Y2K-Severe weather without warning?greenspun.com : LUSENET : TimeBomb 2000 (Y2000) : One Thread
Weather reports and warnings that we now take for granted may be harder to come by in 2000. Although the weather people assure us they have the Y2K problem almost licked I dont have much confidence they can deliver without compliant media, satellites, power, phones, and weather reporting stations scattered around the globe. Windstorms, snowstorms, tornados, floods and other severe weather could claim many more lives than they do now if we ignore the need to acquire at least a basic understanding of meterology, and at least the ability of any pilot to recognize trouble coming. Aviation weather is a quick course that may help you "read the clouds" become more aware of weather signals. That along with a good barometer and humidity reading will clue you to what weather may be approaching.
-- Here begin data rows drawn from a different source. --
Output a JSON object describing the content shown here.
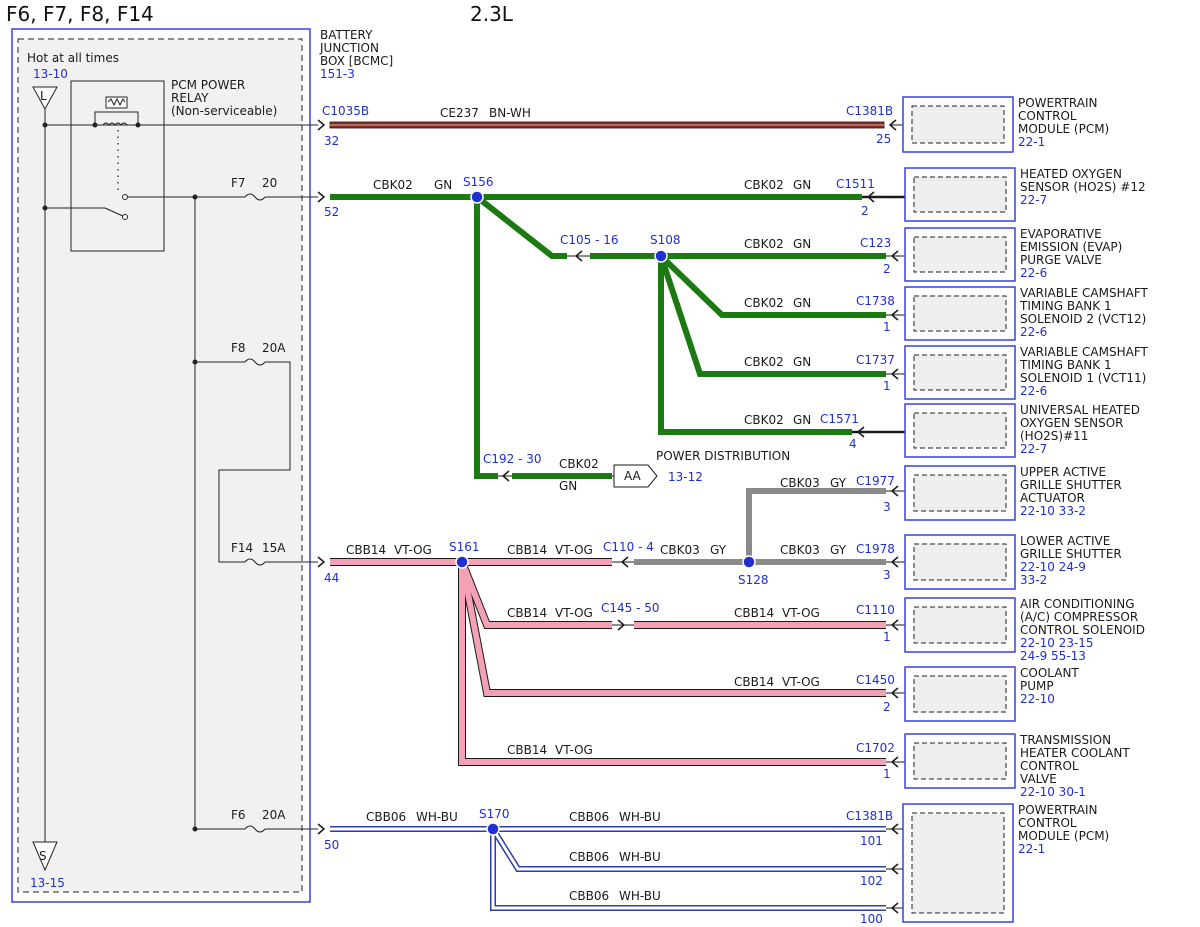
{
  "header": {
    "fuses_title": "F6, F7, F8, F14",
    "engine": "2.3L"
  },
  "colors": {
    "green": "#1b7a12",
    "brown": "#8b2a22",
    "pink": "#f2a2b4",
    "gray": "#8a8a8a",
    "wh_bu_center": "#ffffff",
    "wh_bu_edge": "#2b3fa3",
    "blue_text": "#1f2fd1",
    "component_fill": "#eeeeee"
  },
  "bjb": {
    "title_lines": [
      "BATTERY",
      "JUNCTION",
      "BOX [BCMC]"
    ],
    "ref": "151-3",
    "hot_label": "Hot at all times",
    "hot_ref": "13-10",
    "top_symbol": "L",
    "bottom_symbol": "S",
    "bottom_ref": "13-15",
    "relay_lines": [
      "PCM POWER",
      "RELAY",
      "(Non-serviceable)"
    ],
    "fuses": [
      {
        "name": "F7",
        "rating": "20"
      },
      {
        "name": "F8",
        "rating": "20A"
      },
      {
        "name": "F14",
        "rating": "15A"
      },
      {
        "name": "F6",
        "rating": "20A"
      }
    ]
  },
  "circuits": [
    {
      "label": "CE237",
      "color": "BN-WH",
      "out_connector": "C1035B",
      "out_pin": "32",
      "dest_connector": "C1381B",
      "dest_pin": "25"
    }
  ],
  "green_circuit": {
    "out_pin": "52",
    "splice_main": "S156",
    "splice_sub": "S108",
    "label": "CBK02",
    "color": "GN",
    "inline_1": "C105 - 16",
    "inline_2": "C192 - 30",
    "branches": [
      {
        "connector": "C1511",
        "pin": "2"
      },
      {
        "connector": "C123",
        "pin": "2"
      },
      {
        "connector": "C1738",
        "pin": "1"
      },
      {
        "connector": "C1737",
        "pin": "1"
      },
      {
        "connector": "C1571",
        "pin": "4"
      }
    ],
    "aa_tag": "AA",
    "power_dist": "POWER DISTRIBUTION",
    "power_dist_ref": "13-12"
  },
  "pink_circuit": {
    "out_pin": "44",
    "splice": "S161",
    "label": "CBB14",
    "color": "VT-OG",
    "inline_1": "C110 - 4",
    "inline_2": "C145 - 50",
    "gray_label": "CBK03",
    "gray_color": "GY",
    "gray_splice": "S128",
    "branches": [
      {
        "connector": "C1977",
        "pin": "3"
      },
      {
        "connector": "C1978",
        "pin": "3"
      },
      {
        "connector": "C1110",
        "pin": "1"
      },
      {
        "connector": "C1450",
        "pin": "2"
      },
      {
        "connector": "C1702",
        "pin": "1"
      }
    ]
  },
  "blue_circuit": {
    "out_pin": "50",
    "splice": "S170",
    "label": "CBB06",
    "color": "WH-BU",
    "dest_connector": "C1381B",
    "pins": [
      "101",
      "102",
      "100"
    ]
  },
  "components": [
    {
      "name": [
        "POWERTRAIN",
        "CONTROL",
        "MODULE (PCM)"
      ],
      "ref": [
        "22-1"
      ]
    },
    {
      "name": [
        "HEATED OXYGEN",
        "SENSOR (HO2S) #12"
      ],
      "ref": [
        "22-7"
      ]
    },
    {
      "name": [
        "EVAPORATIVE",
        "EMISSION (EVAP)",
        "PURGE VALVE"
      ],
      "ref": [
        "22-6"
      ]
    },
    {
      "name": [
        "VARIABLE CAMSHAFT",
        "TIMING BANK 1",
        "SOLENOID 2 (VCT12)"
      ],
      "ref": [
        "22-6"
      ]
    },
    {
      "name": [
        "VARIABLE CAMSHAFT",
        "TIMING BANK 1",
        "SOLENOID 1 (VCT11)"
      ],
      "ref": [
        "22-6"
      ]
    },
    {
      "name": [
        "UNIVERSAL HEATED",
        "OXYGEN SENSOR",
        "(HO2S)#11"
      ],
      "ref": [
        "22-7"
      ]
    },
    {
      "name": [
        "UPPER ACTIVE",
        "GRILLE SHUTTER",
        "ACTUATOR"
      ],
      "ref": [
        "22-10  33-2"
      ]
    },
    {
      "name": [
        "LOWER ACTIVE",
        "GRILLE SHUTTER"
      ],
      "ref": [
        "22-10  24-9",
        "33-2"
      ]
    },
    {
      "name": [
        "AIR CONDITIONING",
        "(A/C) COMPRESSOR",
        "CONTROL SOLENOID"
      ],
      "ref": [
        "22-10  23-15",
        "24-9   55-13"
      ]
    },
    {
      "name": [
        "COOLANT",
        "PUMP"
      ],
      "ref": [
        "22-10"
      ]
    },
    {
      "name": [
        "TRANSMISSION",
        "HEATER COOLANT",
        "CONTROL",
        "VALVE"
      ],
      "ref": [
        "22-10  30-1"
      ]
    },
    {
      "name": [
        "POWERTRAIN",
        "CONTROL",
        "MODULE (PCM)"
      ],
      "ref": [
        "22-1"
      ]
    }
  ]
}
-- Ann Fisher (firstname.lastname@example.org), December 18, 1998
Yurp - that and a good all band radio. Also helps if you have an old granny with arthur-itis, they always moan and groan when it's going to rain. Also blokes with metal plates in their heads - they seem to know when there is lightening abaht. By the way if you're out and abaht on new years eve 1999 and don't have a watch, if you see an old geezer keel over clutching his chest, fair bet it's his pacemaker that has developed "a glitch", probably Japanese time unfortunately, not a lot of people know that. Another good earthquake tell-tale sign is dogs barking madly - this could be an earthquake. Also, cats, very clever creatures they are, they go missing before earthquakes, not a lot of people know that. That's the difference between the two, dogs are much more loyal. Cats just bugger off if there's an earthquake looming, not so much as a quick meeooww, no, it's goodnight Vienna! Homing pidgeons, yep, if they don't come home you know something funny is going to happen. Thinking about it, I wonder if the bleedin cats have anything to do with the paucity of pigeons circa earthquake time? These things could be important post y2k - my advice, book mark this thread.
-- Andy (2000EOD@prodigy.net), December 18, 1998.
There is little doubt that our current weather early warning systems (satellites, doppler radar, NWS, radio, tv, etc.) prevent a huge number of tragedies each year. The loss of any of these would result in a much higher death toll from severe weather conditions.
We all rely on these systems to tell us when to get ready (for storms, blizzards, severe cold, severe heat, etc).
-- Arnie Rimmer (email@example.com), December 18, 1998.
The last time I asked about the WSR 88 (AKA Doppler Radar) the operator just laughed. And then said "Nope!"